Reconstructing cardiac motion from CMR sequences is critical for diagnosis, prognosis, and intervention. Existing methods rely on complete CMR stacks to infer full heart motion, limiting their applicability during intervention when only sparse observations are available. We present TetHeart, the first end-to-end framework for unified 4D heart mesh recovery from both offline full-stack and intra-procedural sparse-slice observations. Our method leverages deformable tetrahedra to capture shape and motion in a coherent space shared across cardiac structures. Before a procedure, it initializes detailed, patient-specific heart meshes from high-quality full stacks, which can then be updated using whatever slices can be obtained in real-time, down to a single one during the procedure. TetHeart incorporates several key innovations: (i) an attentive slice-adaptive 2D-3D feature assembly mechanism that integrates information from arbitrary numbers of slices at any position; (ii) a distillation strategy to ensure accurate reconstruction under extreme sparsity; and (iii) a weakly supervised motion learning scheme requiring annotations only at keyframes, such as the end-diastolic and end-systolic phases. Trained and validated on three large public datasets and evaluated zero-shot on additional private interventional and public datasets without retraining, TetHeart achieves state-of-the-art accuracy and strong generalization in both pre- and intra-procedural settings.

Paper Structure

This paper contains 28 sections, 12 equations, 8 figures, 8 tables.

Figures (8)

  • Figure 1: Difference between the standard offline scenario and the intervention room setting for cardiac motion reconstruction.
  • Figure 2: TetHeart reconstructs cardiac motion from observed 2D slices.
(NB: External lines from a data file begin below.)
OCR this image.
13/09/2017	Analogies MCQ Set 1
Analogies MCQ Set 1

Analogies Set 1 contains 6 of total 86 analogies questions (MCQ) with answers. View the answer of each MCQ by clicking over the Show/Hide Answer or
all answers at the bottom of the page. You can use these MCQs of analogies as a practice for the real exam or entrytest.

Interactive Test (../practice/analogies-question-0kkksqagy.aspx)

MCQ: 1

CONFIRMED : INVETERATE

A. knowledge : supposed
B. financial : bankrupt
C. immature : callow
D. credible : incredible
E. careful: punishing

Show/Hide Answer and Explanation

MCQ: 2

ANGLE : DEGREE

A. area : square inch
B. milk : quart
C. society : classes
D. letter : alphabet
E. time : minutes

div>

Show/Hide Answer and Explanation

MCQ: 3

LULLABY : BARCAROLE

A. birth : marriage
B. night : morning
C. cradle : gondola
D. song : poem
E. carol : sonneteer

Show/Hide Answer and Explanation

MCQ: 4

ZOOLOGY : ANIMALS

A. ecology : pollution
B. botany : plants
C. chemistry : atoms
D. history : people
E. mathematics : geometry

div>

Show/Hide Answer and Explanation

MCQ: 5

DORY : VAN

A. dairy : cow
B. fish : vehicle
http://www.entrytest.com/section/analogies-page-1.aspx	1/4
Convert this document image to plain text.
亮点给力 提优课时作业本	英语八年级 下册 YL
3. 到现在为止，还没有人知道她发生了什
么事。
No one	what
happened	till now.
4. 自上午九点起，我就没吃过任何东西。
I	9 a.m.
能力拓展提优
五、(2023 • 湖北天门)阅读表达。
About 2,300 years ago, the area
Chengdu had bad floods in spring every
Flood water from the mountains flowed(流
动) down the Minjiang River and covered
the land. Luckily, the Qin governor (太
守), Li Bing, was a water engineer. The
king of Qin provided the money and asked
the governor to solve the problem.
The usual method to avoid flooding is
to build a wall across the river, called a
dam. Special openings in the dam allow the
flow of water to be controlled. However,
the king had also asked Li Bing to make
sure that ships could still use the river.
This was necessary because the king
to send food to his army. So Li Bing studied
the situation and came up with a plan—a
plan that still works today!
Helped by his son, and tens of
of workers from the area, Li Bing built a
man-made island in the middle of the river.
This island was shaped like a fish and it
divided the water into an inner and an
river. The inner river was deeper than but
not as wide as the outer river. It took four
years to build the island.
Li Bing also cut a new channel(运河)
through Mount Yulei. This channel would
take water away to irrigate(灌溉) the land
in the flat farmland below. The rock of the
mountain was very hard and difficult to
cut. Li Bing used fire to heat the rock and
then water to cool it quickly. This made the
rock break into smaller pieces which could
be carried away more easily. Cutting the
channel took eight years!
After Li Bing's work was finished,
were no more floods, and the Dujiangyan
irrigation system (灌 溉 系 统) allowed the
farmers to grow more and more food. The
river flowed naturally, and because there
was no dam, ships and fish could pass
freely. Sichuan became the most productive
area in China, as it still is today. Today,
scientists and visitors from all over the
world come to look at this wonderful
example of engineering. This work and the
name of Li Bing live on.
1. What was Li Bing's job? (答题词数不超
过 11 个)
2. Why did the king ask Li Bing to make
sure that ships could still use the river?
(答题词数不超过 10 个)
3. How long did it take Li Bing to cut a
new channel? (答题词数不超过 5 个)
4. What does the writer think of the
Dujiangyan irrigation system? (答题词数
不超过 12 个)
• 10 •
At $t=0$, a 3D CMR stack $\mathbf{I}^0$ is processed by the AFA module with self-attention to extract a volumetric static feature $V_{\text{static}}^0$, which is then used to generate the initial tetrahedra $\mathcal{G}^0$. For each subsequent time step $t$, the observed 2D slices $\mathbf{O}^t$ are encoded via the AFA module with cross-attention to obtain a volumetric motion feature $V_{\text{motion}}^t$, which is then used to recover motion by predicting offsets that deform $\mathcal{G}^0$. Weights are shared between the static and dynamic branch.
  • Figure 3: 1-Slice Comparison. (Left) We predict meshes by deforming from ED to ES frame. Color indicates the magnitude of point-to-surface error. (Right) Segmentation results on slices at the apex and base location. Note 4DMR can only output motion for myocardium.
  • Figure 4: Motion sequence prediction results using 1-/Full-slices by deforming from ED frame to the target frame. Corresponding Volume-frame curve is given on the right. #1: NOR, #2: DCM.
  • Figure 5: Chamfer distance as a function of the number of slices used to capture the motion.